Scalable Feature Learning on Huge Knowledge Graphs for Downstream Machine Learning
✨ #NeurIPS2025 paper: Scalable Feature Learning on Huge Knowledge Graphs for Downstream Machine Learning Combining contrastive learning and message passing markedly improves features created from embedding graphs, scalable to huge graphs. It taught us a lot on graph feature learning 👇
Graphs can represent knowledge and have scaled to huge sizes (115M entities in Wikidata). How to distill these into good downstream features, eg for machine learning? The challenge is to create feature vectors, and for this graph embeddings have been invaluable.
Our paper shows that message passing is a great tool to build feature vectors from graphs As opposed to contrastive learning, message passing helps embeddings represent the large-scale structure of the graph (it gives Arnoldi-type iterations).
Our approach uses contrastive learning on a core subset of entities, to capture a large-scale structure.

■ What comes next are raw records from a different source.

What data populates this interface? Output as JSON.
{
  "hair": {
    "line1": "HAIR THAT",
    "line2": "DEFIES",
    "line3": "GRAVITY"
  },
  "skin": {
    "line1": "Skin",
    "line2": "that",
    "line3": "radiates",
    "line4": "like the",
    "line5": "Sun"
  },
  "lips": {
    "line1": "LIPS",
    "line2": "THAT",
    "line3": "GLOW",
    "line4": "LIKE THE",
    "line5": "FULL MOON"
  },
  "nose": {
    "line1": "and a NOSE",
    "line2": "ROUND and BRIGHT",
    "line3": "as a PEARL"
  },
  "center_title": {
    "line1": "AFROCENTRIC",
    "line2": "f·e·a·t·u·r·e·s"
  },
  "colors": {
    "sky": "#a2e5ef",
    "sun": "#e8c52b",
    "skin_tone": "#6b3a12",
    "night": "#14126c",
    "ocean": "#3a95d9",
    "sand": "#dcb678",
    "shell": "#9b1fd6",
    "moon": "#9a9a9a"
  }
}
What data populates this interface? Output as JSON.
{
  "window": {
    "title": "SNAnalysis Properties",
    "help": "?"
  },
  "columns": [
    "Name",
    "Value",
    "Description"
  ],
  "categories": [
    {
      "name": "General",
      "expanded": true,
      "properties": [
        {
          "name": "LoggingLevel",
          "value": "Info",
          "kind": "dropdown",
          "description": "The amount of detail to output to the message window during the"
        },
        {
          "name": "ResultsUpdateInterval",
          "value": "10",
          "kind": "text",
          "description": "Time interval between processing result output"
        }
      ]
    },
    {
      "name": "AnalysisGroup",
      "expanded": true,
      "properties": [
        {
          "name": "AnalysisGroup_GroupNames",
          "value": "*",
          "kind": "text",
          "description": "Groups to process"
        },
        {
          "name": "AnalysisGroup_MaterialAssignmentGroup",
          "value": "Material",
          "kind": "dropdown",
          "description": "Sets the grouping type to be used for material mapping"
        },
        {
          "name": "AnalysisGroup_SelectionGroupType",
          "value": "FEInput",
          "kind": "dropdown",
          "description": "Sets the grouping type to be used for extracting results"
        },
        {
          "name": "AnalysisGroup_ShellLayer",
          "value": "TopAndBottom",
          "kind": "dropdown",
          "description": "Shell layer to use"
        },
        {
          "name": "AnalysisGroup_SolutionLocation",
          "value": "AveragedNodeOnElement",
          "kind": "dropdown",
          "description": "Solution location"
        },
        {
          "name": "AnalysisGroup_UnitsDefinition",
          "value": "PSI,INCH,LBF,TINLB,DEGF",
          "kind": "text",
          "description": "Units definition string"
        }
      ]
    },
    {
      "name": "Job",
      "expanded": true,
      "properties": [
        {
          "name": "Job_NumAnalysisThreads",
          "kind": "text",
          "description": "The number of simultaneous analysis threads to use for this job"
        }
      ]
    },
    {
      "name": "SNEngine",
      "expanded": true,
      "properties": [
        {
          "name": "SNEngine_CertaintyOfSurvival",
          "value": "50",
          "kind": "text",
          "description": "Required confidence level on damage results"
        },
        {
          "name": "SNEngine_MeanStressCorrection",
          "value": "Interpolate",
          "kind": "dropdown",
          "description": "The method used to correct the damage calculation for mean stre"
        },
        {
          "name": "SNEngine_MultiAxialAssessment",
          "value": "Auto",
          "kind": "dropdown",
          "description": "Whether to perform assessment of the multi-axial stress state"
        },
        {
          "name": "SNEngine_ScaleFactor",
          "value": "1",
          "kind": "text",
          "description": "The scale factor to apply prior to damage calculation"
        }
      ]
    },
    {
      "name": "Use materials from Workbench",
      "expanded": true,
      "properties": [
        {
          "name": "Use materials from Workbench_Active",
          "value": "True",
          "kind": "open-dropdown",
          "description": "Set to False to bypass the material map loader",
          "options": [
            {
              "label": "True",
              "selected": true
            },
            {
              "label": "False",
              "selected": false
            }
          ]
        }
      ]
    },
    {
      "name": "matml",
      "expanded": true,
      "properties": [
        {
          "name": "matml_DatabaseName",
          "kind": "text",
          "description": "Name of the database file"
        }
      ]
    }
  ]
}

Consistent with knowledge-graph embedding literature, this step represents relations as operators on the embedding space. It also anchors the central entities.
Knowledge graphs have long-tailed entity distributions, with many weakly-connected entities on which contrastive learning is under constrained. For these, we propagate embeddings via the relation operators, in a diffusion-like step, extrapolating from the central entities.
To have a very efficient algorithm, we split the graph in overlapping highly-connected blocks that fit in GPU memory. Propagation is then simple in-memory iterations, and we embed huge graphs on a single GPU.
Splitting huge knowledge graphs in sub-parts is actually hard because of the mix of very highly-connected nodes, and a huge long tail hard to reach. We introduce a procedure that allows for overlap in the blocks, relaxing a lot the difficulty.
Our approach, SEPAL, combines these elements for feature learning on large knowledge graphs. It creates feature vectors that lead to better performance on downstream tasks, and it is more scalable. Larger knowledge graphs give feature vectors that provide downstream value.
We also learned that performance on link prediction, the canonical task of knowledge-graph embedding, is not a good proxy for downstream utility. We believe this is because link prediction only needs local structure, unlike downstream tasks
The papier is well reproducible, and we hope it will unleash more progress in knowledge graph embedding.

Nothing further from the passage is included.